Editorial Rss

Performance Through Parallism

When tuning a database environment for performance, Jim has found contradicting advice for configuring SQL Server for parallel performance. Jim writes:

The question that plagues me is what to do about parallelism in an OLTP environment. I know two eminent SQL Server experts that take polar opposite views on the issue. The one expert says that the "Cost Threshold for Parallelism" default value of 5 was set back when processors were nowhere as robust as they are now. We are basically letting a good machine thrash when we don't bump this up to 20, 30, or even 50. The other expert says (and this falls in line with what you are saying with the Optimizer) to let the experts at Microsoft manage this. Bump up the threshold value only when necessary, and you will find that in the long run it will manage itself very well. Which is correct? I dunno. But I think I am leaning to the side that says to leave it alone until necessary.

Before taking on the question of how to configure for parallelism, let me give a simple explanation of what is going on. When executing a query, it is often possible to break the tasks of the query up into multiple threads, and then bring the results back together. A good example might be a merge join. It can retrieve data from two different pipelines concurrently on different threads, and then feed them to another thread performing the merge of the two different sets. I don’t know that this is exactly what SQL Server is doing. But, the concept represents breaking up a big task into multiple smaller, concurrent tasks.

Let’s consider the problem mathematically. How many cores are available for your SQL Engine? If you have 4 cores, and your query is broken up into more than 4 parallel tasks, SQL Server will have to do context switching, a very expensive process, in order to maintain the separate threads.. 

The problem exacerbates. How often does SQL Server perform more than a single concurrent query? So, if two or more queries are able to be divided up into multiple threads, they all compete for the limited number of cores. After some point, the cost of context switching is more expensive than the benefit achieved by parallel threads.

Since you can only set the max degrees of parallelism to a single value, I have found that the only way to get the optimum setting is to test under peak load. You need to track query performance, change the setting, and then do the same test again. 

I compare the setting in my mind to that of using the Parallel library in dot net.

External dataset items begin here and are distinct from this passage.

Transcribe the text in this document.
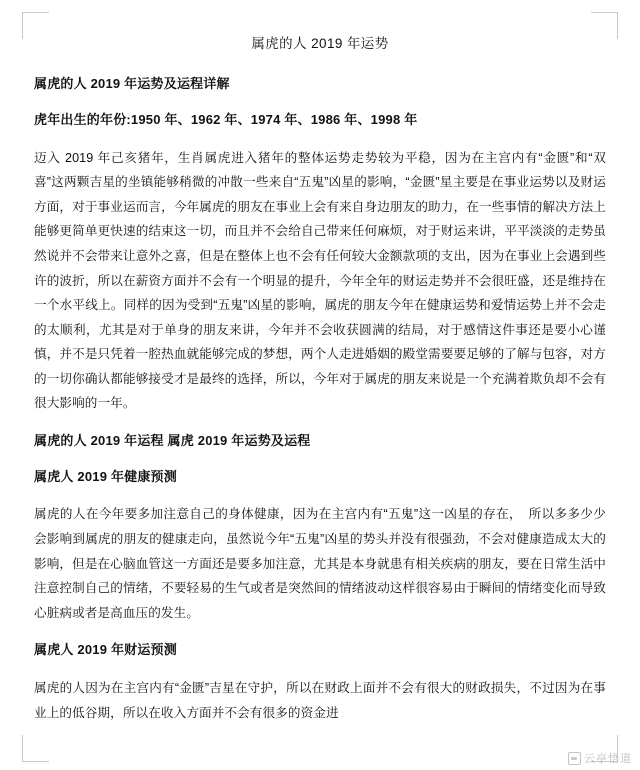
属虎的人 2019 年运势
属虎的人 2019 年运势及运程详解
虎年出生的年份:1950 年、1962 年、1974 年、1986 年、1998 年

迈入 2019 年己亥猪年，生肖属虎进入猪年的整体运势走势较为平稳，因为在主宫内有“金匮”和“双喜”这两颗吉星的坐镇能够稍微的冲散一些来自“五鬼”凶星的影响，“金匮”星主要是在事业运势以及财运方面，对于事业运而言，今年属虎的朋友在事业上会有来自身边朋友的助力，在一些事情的解决方法上能够更简单更快速的结束这一切，而且并不会给自己带来任何麻烦，对于财运来讲，平平淡淡的走势虽然说并不会带来让意外之喜，但是在整体上也不会有任何较大金额款项的支出，因为在事业上会遇到些许的波折，所以在薪资方面并不会有一个明显的提升，今年全年的财运走势并不会很旺盛，还是维持在一个水平线上。同样的因为受到“五鬼”凶星的影响，属虎的朋友今年在健康运势和爱情运势上并不会走的太顺利，尤其是对于单身的朋友来讲，今年并不会收获圆满的结局，对于感情这件事还是要小心谨慎，并不是只凭着一腔热血就能够完成的梦想，两个人走进婚姻的殿堂需要要足够的了解与包容，对方的一切你确认都能够接受才是最终的选择，所以，今年对于属虎的朋友来说是一个充满着欺负却不会有很大影响的一年。

属虎的人 2019 年运程 属虎 2019 年运势及运程
属虎人 2019 年健康预测

属虎的人在今年要多加注意自己的身体健康，因为在主宫内有“五鬼”这一凶星的存在，　所以多多少少会影响到属虎的朋友的健康走向，虽然说今年“五鬼”凶星的势头并没有很强劲，不会对健康造成太大的影响，但是在心脑血管这一方面还是要多加注意，尤其是本身就患有相关疾病的朋友，要在日常生活中注意控制自己的情绪，不要轻易的生气或者是突然间的情绪波动这样很容易由于瞬间的情绪变化而导致心脏病或者是高血压的发生。

属虎人 2019 年财运预测

属虎的人因为在主宫内有“金匮”吉星在守护，所以在财政上面并不会有很大的财政损失，不过因为在事业上的低谷期，所以在收入方面并不会有很多的资金进

云亭悟道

You can specify, in a parallel foreach loop, the number of parallel threads to allow in a process. On my laptop, with 4 cores, if I set the value greater than 4, the performance is worse. The higher the number, the slower it is to perform all of the work. Sometime, depending on the number of concurrent threads in the application already, it is better to set it to 2 or less. The reason, once again, is that there are only so many concurrent threads available at one time. Requesting more than that in your application causes it to slow down everything due to context switching.

So, unless you have a massive number of cores, or rarely run concurrent queries, I can’t imagine a value greater than 5 being useful. Remember, multi-threading doesn’t necessarily speed things up. It just makes it look like multiple things are running at the same time. You only experience performance boost if you have more available processors than you have concurrent threads.

I would like to note that my thoughts here are from logical reasoning, and personal experience. I have had a time where I set the max parallel configuration to 2 on a production machine with 24 cores. We had instrumented query performance on the machine so that we could track execution times. As a result, we could change the configuration, and observer the trend change for query performance. Over a period of 5 to 10 minutes of heavy usage, we could easily see a difference in the configuration setitngs.

While a higher degree of parallism resulted in a much lower MIN execution time over the period, the MEDIAN and AVERGE times were much higher. We were more concerned with having a consistent performance, than peaks and valleys. So, the lower setting was preferable. I cannot telly you the technical reasons for the difference. However, I find the pragmatic approach is often more valuable than a deep understanding of the internals in this case.